Although he’s been a staple at Fringe, this is the first year McCann won’t be making an appearance, now that he’s found his new home in downtown Steubenville, a city he greatly appreciates as “a wonderful place to have a family.”
McCann’s expatriation began with financial difficulties in Australia, where he said the price of rent is “profoundly bad” and “worse than anything in America.” McCann started to think a change was in order after battling against rent, having multiple children to feed, awaiting a big break in his career and stopping smoking because of high cigarette prices.
As the “panic and doom” of his financial situation loomed, McCann spoke with his wife, and the two prayed about what to do.
At the time, McCann and his wife both consumed content from New Polity, a Steubenville-based Christian magazine and podcast publisher.
Around 2022, McCann was planning a brief trip to the U.S. Knowing he’d be in the states, McCann reached out to Marc Barnes, editor of New Polity Magazine, and expressed interest in coming to see Steubenville. McCann said Barnes was accommodating, showing him all of the “incredible” revitalization projects in the city.
“There’s something really exciting happening there,” McCann recalled thinking.
After the visit, McCann and his wife decided coming to Steubenville was the right move for his children’s “spiritual development.” Now here on a visa, McCann said the transfer process has been a “convoluted” matter, but it’s been well worth the effort.
“This is a glorious, shining land of opportunity,” McCann said of the U.S.
Although locals may take it for granted, McCann said he loves the many unique qualities of Steubenville and the Ohio Valley, from the murals and historic architecture to the Fort Steuben Mall potholes.
“I love the enormous skeleton statue (displayed on North Fourth Street),” McCann said. “It was dressed for Valentine’s Day. I wonder what it’ll be dressed for next.”
McCann added, “I was introduced here by the smartest, most interesting and good people that I’ve ever met. I’m thrilled by the things they’re doing. Steubenville is spoken of like Mecca by people — even folks in Australia … are trying to get there. And, of course, not everyone should move there, but the young Catholic community is inspired by the things happening there to make their own towns better.”

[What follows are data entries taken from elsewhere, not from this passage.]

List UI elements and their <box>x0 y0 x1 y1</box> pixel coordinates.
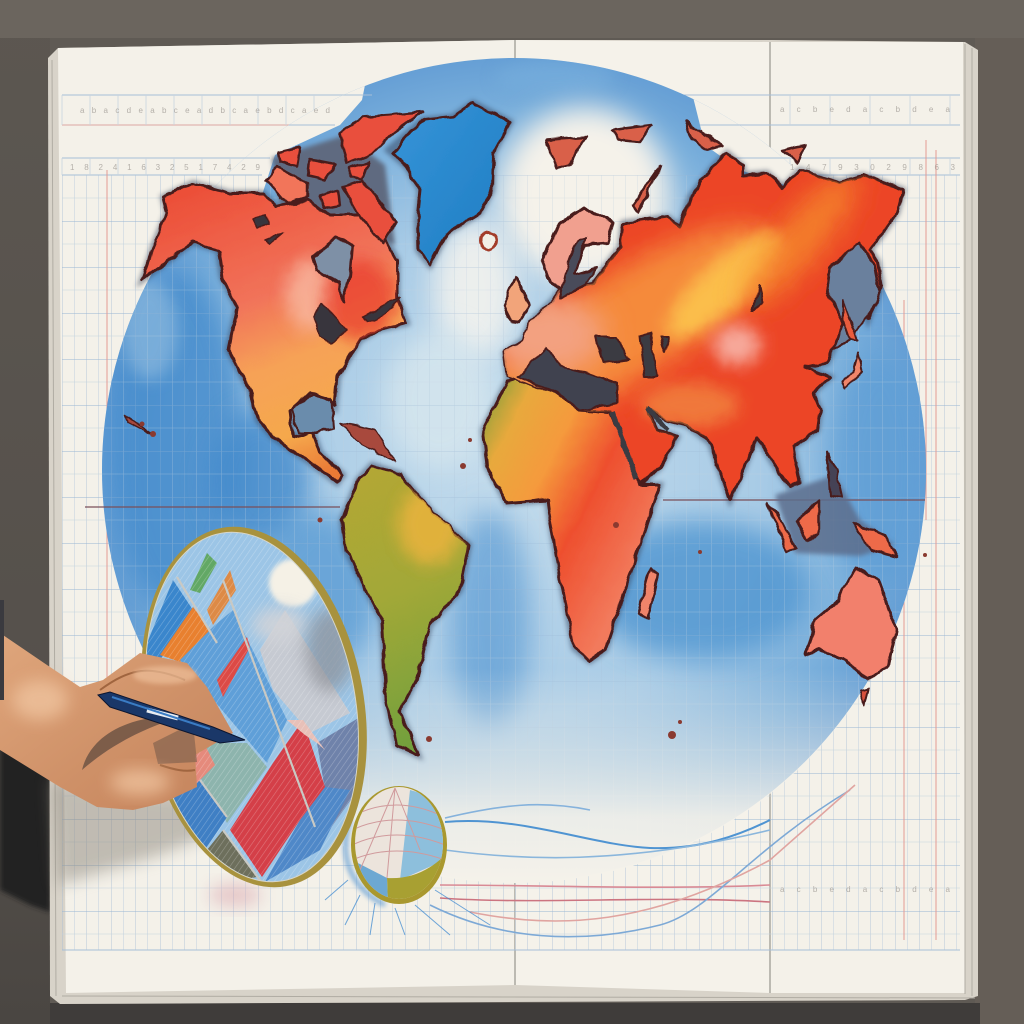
dark arctic and southeast asian seas <box>272 135 895 556</box>
Baltic Sea <box>560 238 598 298</box>
page notation marks: 1 4 7 9 3 0 2 9 8 6 3 <box>790 163 956 172</box>
Greenland <box>393 103 510 265</box>
diagram residue stain <box>209 883 261 907</box>
chart bars <box>146 533 358 881</box>
scattered island dots <box>140 422 927 742</box>
Black, Caspian, Aral seas and Baikal <box>595 285 762 377</box>
Madagascar <box>638 568 658 619</box>
page notation marks: 1 8 2 4 1 6 3 2 5 1 7 4 2 9 <box>70 163 261 172</box>
Canada mainland lobe <box>267 167 307 203</box>
page notation marks: a c b e d a c b d e a <box>780 105 951 114</box>
Tasmania <box>860 688 869 706</box>
hand shadow on paper <box>50 780 230 885</box>
Southeast Asia islands <box>767 500 897 557</box>
Eurasia <box>502 152 906 501</box>
Mediterranean Sea <box>518 347 617 410</box>
Great Lakes <box>253 214 400 343</box>
Kamchatka and Okhotsk sea <box>827 243 880 350</box>
hand <box>0 600 233 810</box>
magnifying lens with bar chart <box>142 526 367 888</box>
Arctic Canada islands <box>278 112 423 243</box>
equator line <box>85 500 925 507</box>
Australia <box>806 568 896 680</box>
Red Sea and Persian Gulf <box>612 407 667 480</box>
Iceland ring <box>480 232 496 248</box>
page notation marks: a c b e d a c b d e a <box>780 885 951 894</box>
circular ocean <box>102 58 926 883</box>
Philippines <box>827 453 842 497</box>
Gulf of Mexico sea <box>292 394 334 432</box>
small globe <box>350 785 450 905</box>
blue pencil scribble around globe <box>325 820 490 935</box>
continents <box>125 103 903 755</box>
Caribbean islands <box>125 415 395 462</box>
Japan <box>842 353 862 388</box>
Kuril Sakhalin <box>843 300 858 340</box>
Africa <box>483 378 660 661</box>
Scandinavia <box>542 207 613 292</box>
page notation marks <box>70 105 956 894</box>
South America <box>342 465 469 755</box>
graph paper grid <box>62 95 960 950</box>
Hudson Bay <box>313 237 353 302</box>
North America <box>142 183 407 483</box>
wave chart lines <box>430 785 855 937</box>
page notation marks: a b a c d e a b c e a d b c a e b d c a e d <box>80 106 330 115</box>
Arctic Russian islands <box>546 122 806 212</box>
pen <box>98 692 245 743</box>
coastal shadows <box>142 103 903 755</box>
Britain and Ireland <box>503 277 530 323</box>
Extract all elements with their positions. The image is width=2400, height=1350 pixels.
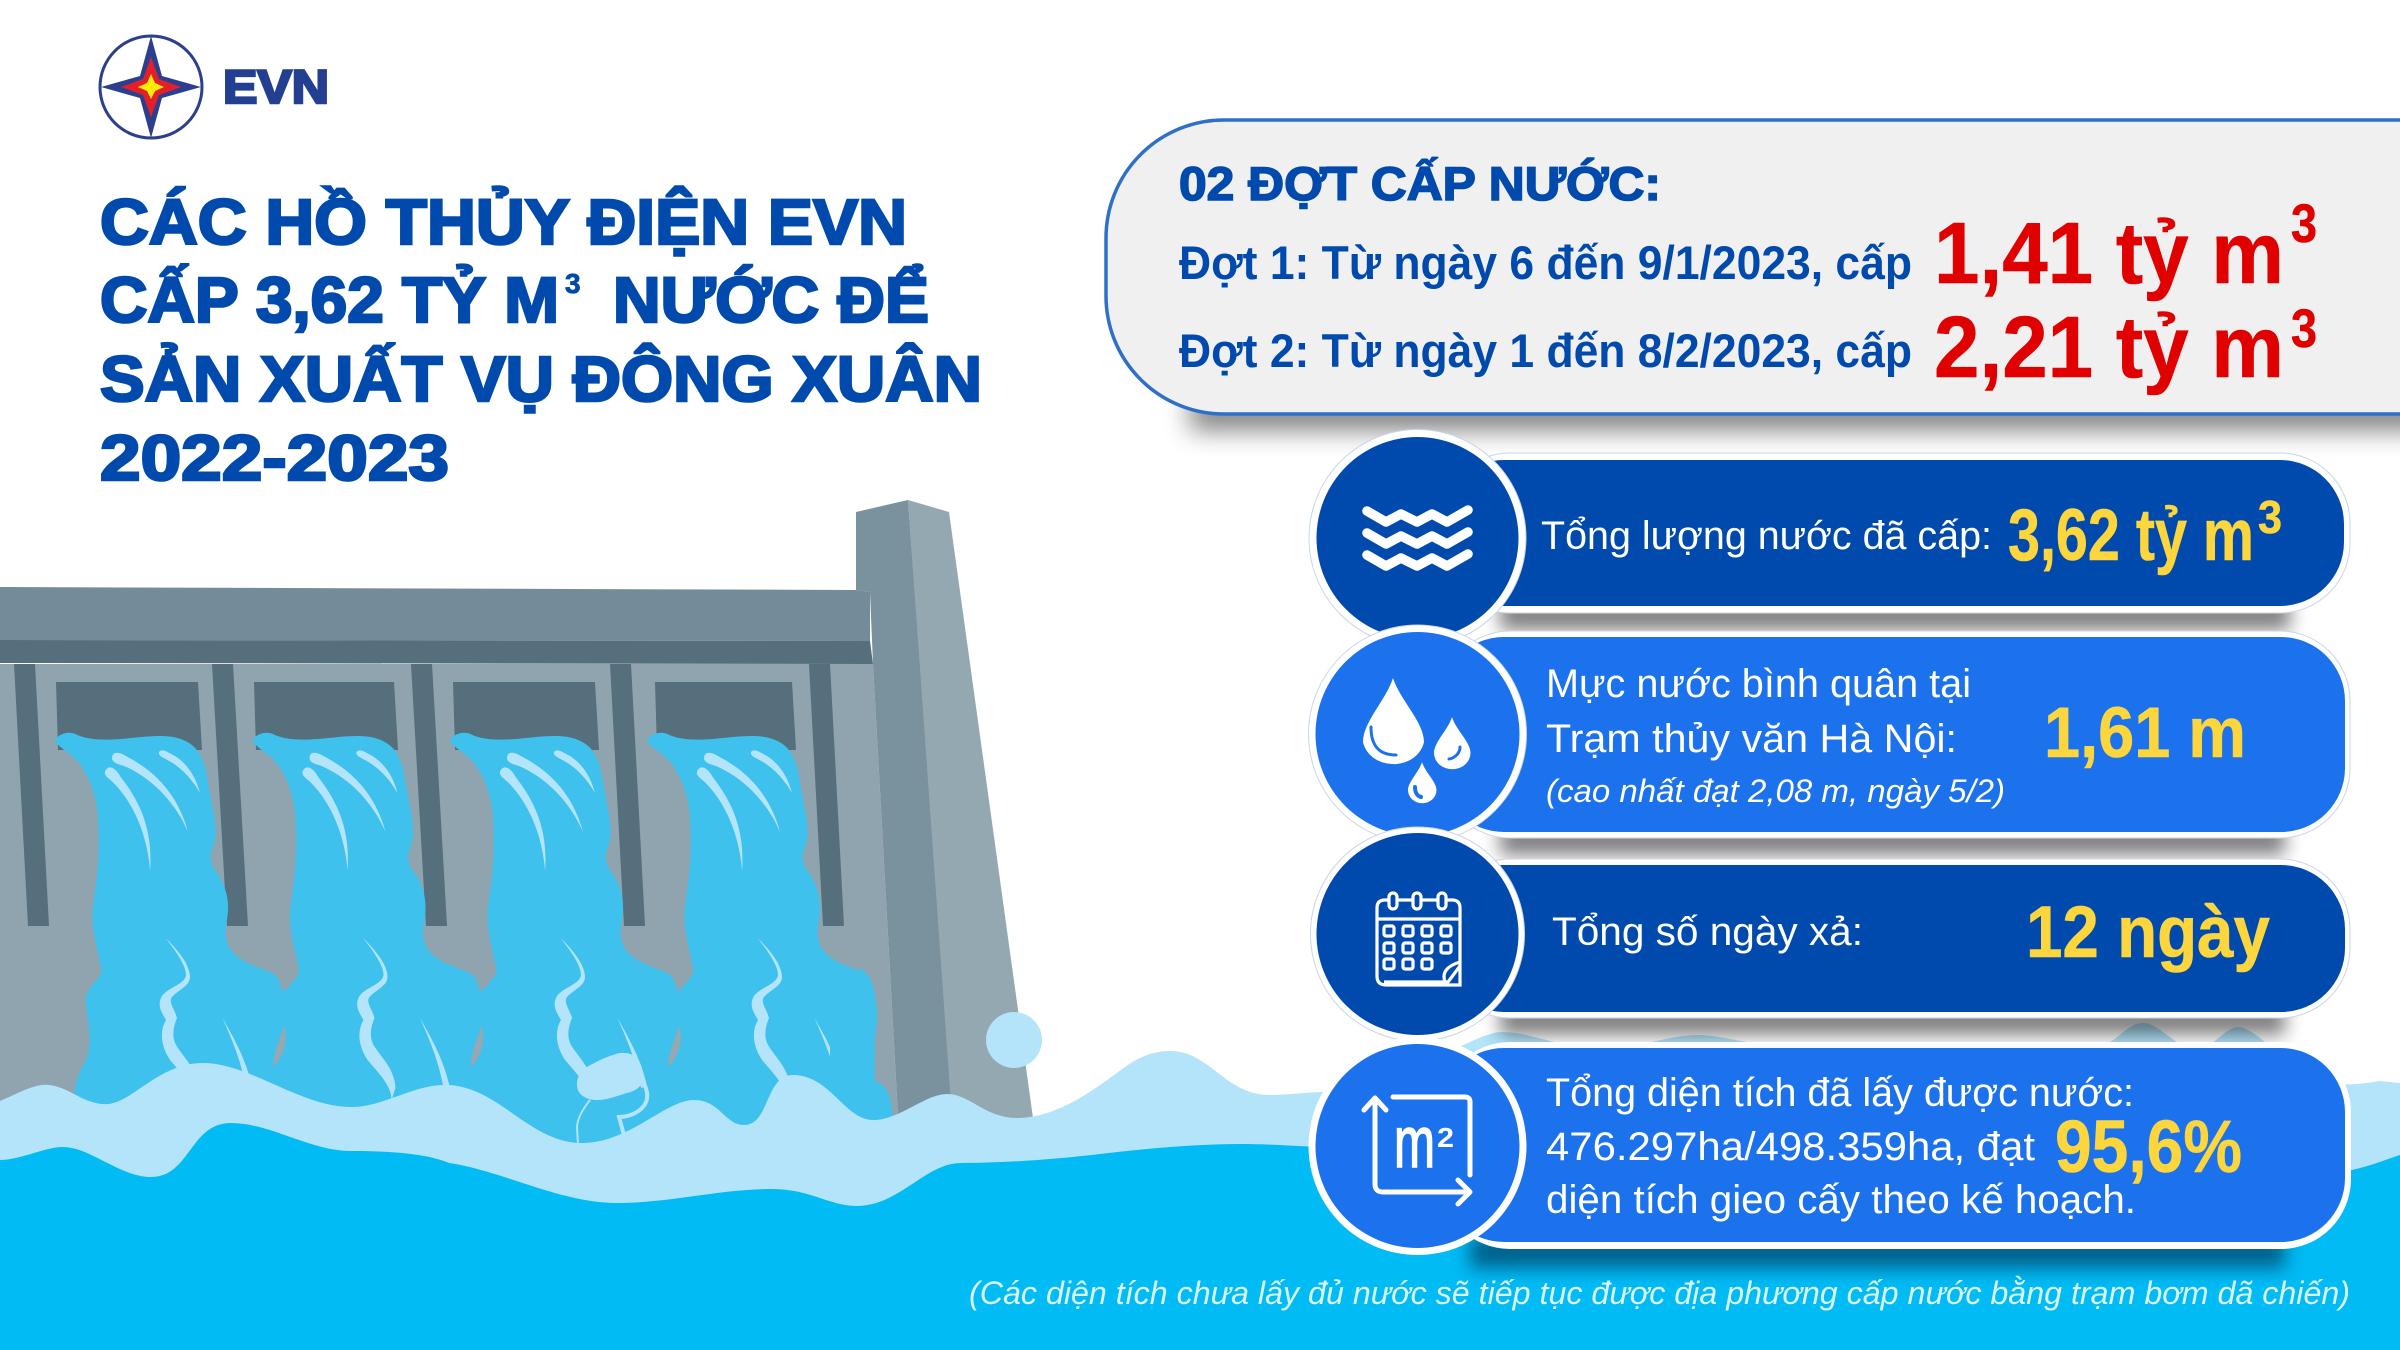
value: 1,61 m: 1,61 m	[2044, 694, 2246, 773]
icon: m2 area	[1364, 1097, 1470, 1204]
panel: 02 đợt cấp nước	[1106, 120, 2400, 430]
panel: mực nước bình quân	[1308, 625, 2350, 855]
logo: EVN	[100, 36, 329, 138]
title: SẢN XUẤT VỤ ĐÔNG XUÂN	[100, 342, 982, 415]
value: 3,62 tỷ m3: 3	[2258, 491, 2282, 543]
footnote: (Các diện tích chưa lấy đủ nước sẽ tiếp tục được địa phương cấp nước bằng trạm bơm dã chiến)	[969, 1275, 2350, 1311]
text: mực nước bình quân: Mực nước bình quân tại	[1546, 662, 1971, 706]
illustration: water falls	[55, 733, 893, 1147]
icon: water drops	[1363, 678, 1470, 803]
text: mực nước bình quân: Trạm thủy văn Hà Nội:	[1546, 717, 1957, 761]
panel: tổng số ngày xả	[1310, 827, 2350, 1041]
water: deep wave	[0, 1123, 2400, 1350]
title	[100, 185, 982, 494]
text: tổng diện tích	[1546, 1071, 2136, 1222]
title: 2022-2023	[100, 422, 449, 494]
panel: tổng lượng nước	[1309, 430, 2350, 646]
value: 95,6%: 95,6%	[2055, 1105, 2242, 1188]
icon: waves	[1367, 510, 1468, 566]
text: đợt 1: Đợt 1: Từ ngày 6 đến 9/1/2023, cấp	[1179, 236, 1912, 289]
text: tổng diện tích: Tổng diện tích đã lấy được nước:	[1546, 1071, 2134, 1115]
icon: calendar	[1377, 893, 1460, 985]
value: 1,41 tỷ m3: 1,41 tỷ m	[1934, 205, 2284, 302]
value: 3,62 tỷ m3: 3,62 tỷ m	[2008, 495, 2254, 576]
logo: EVN: EVN	[223, 60, 329, 113]
value: 12 ngày: 12 ngày	[2026, 892, 2270, 973]
title: NƯỚC ĐỂ	[613, 263, 929, 336]
text: tổng diện tích: diện tích gieo cấy theo kế hoạch.	[1546, 1178, 2136, 1222]
icon: m2 area: 2	[1437, 1122, 1454, 1153]
title: 3	[565, 268, 581, 299]
text: tổng lượng nước đã cấp: Tổng lượng nước đã cấp:	[1541, 514, 1992, 558]
value: 2,21 tỷ m3: 3	[2291, 299, 2317, 359]
text: tổng diện tích: 476.297ha/498.359ha, đạt	[1546, 1125, 2035, 1169]
title: CẤP 3,62 TỶ M	[100, 263, 559, 336]
text: mực nước bình quân	[1546, 662, 2005, 809]
value: 1,41 tỷ m3: 3	[2291, 194, 2317, 254]
title: CÁC HỒ THỦY ĐIỆN EVN	[100, 185, 907, 258]
text: tổng số ngày xả: Tổng số ngày xả:	[1552, 910, 1863, 954]
icon: m2 area: m	[1394, 1103, 1435, 1183]
text: mực nước bình quân: (cao nhất đạt 2,08 m, ngày 5/2)	[1546, 773, 2005, 809]
water: light wave	[0, 1023, 2400, 1350]
panel: tổng diện tích	[1308, 1037, 2351, 1268]
heading: 02 đợt cấp nước: 02 ĐỢT CẤP NƯỚC:	[1179, 157, 1661, 210]
value: 2,21 tỷ m3: 2,21 tỷ m	[1934, 299, 2284, 396]
illustration: dam	[0, 500, 1033, 1118]
text: đợt 2: Đợt 2: Từ ngày 1 đến 8/2/2023, cấp	[1179, 324, 1912, 377]
water splash droplets	[577, 1012, 1042, 1100]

Since moving, McCann said, he’s found a “warm and welcoming community” where “suburban atomization is really being fought against” through intentional, family-centered community. McCann himself has three children, all of them under 4 years old and each having been born in Australia.
The next steps are a work in progress for McCann, regarding his comedy career. In addition to a previous comedy material test run at Chesterton and Co. Cigars on Feb. 5, which drew attendees from as far as Columbus, McCann has other U.S. gigs lined up. Since the move, he’s performed in Pittsburgh, Cleveland, Austin and Nashville. He was in New York City for a gig and a brief family vacation and had a similar trip lined up for Orlando.
As per his visa, McCann is focusing solely on comedy work to support his family and, hopefully, purchase a boat by any means necessary.
“That’s the stability that (I) will thrive in: Putting my family on the sea,” McCann said.
Fringe is still in McCann’s heart, and he hopes to return one day, once the chaos of his life has settled down, he said. For now, he’s content with how “receptive, open and warm” American audiences are.
“I love America, I’m sticking very closely to my visa and God bless you,” McCann said, signing off from New York City.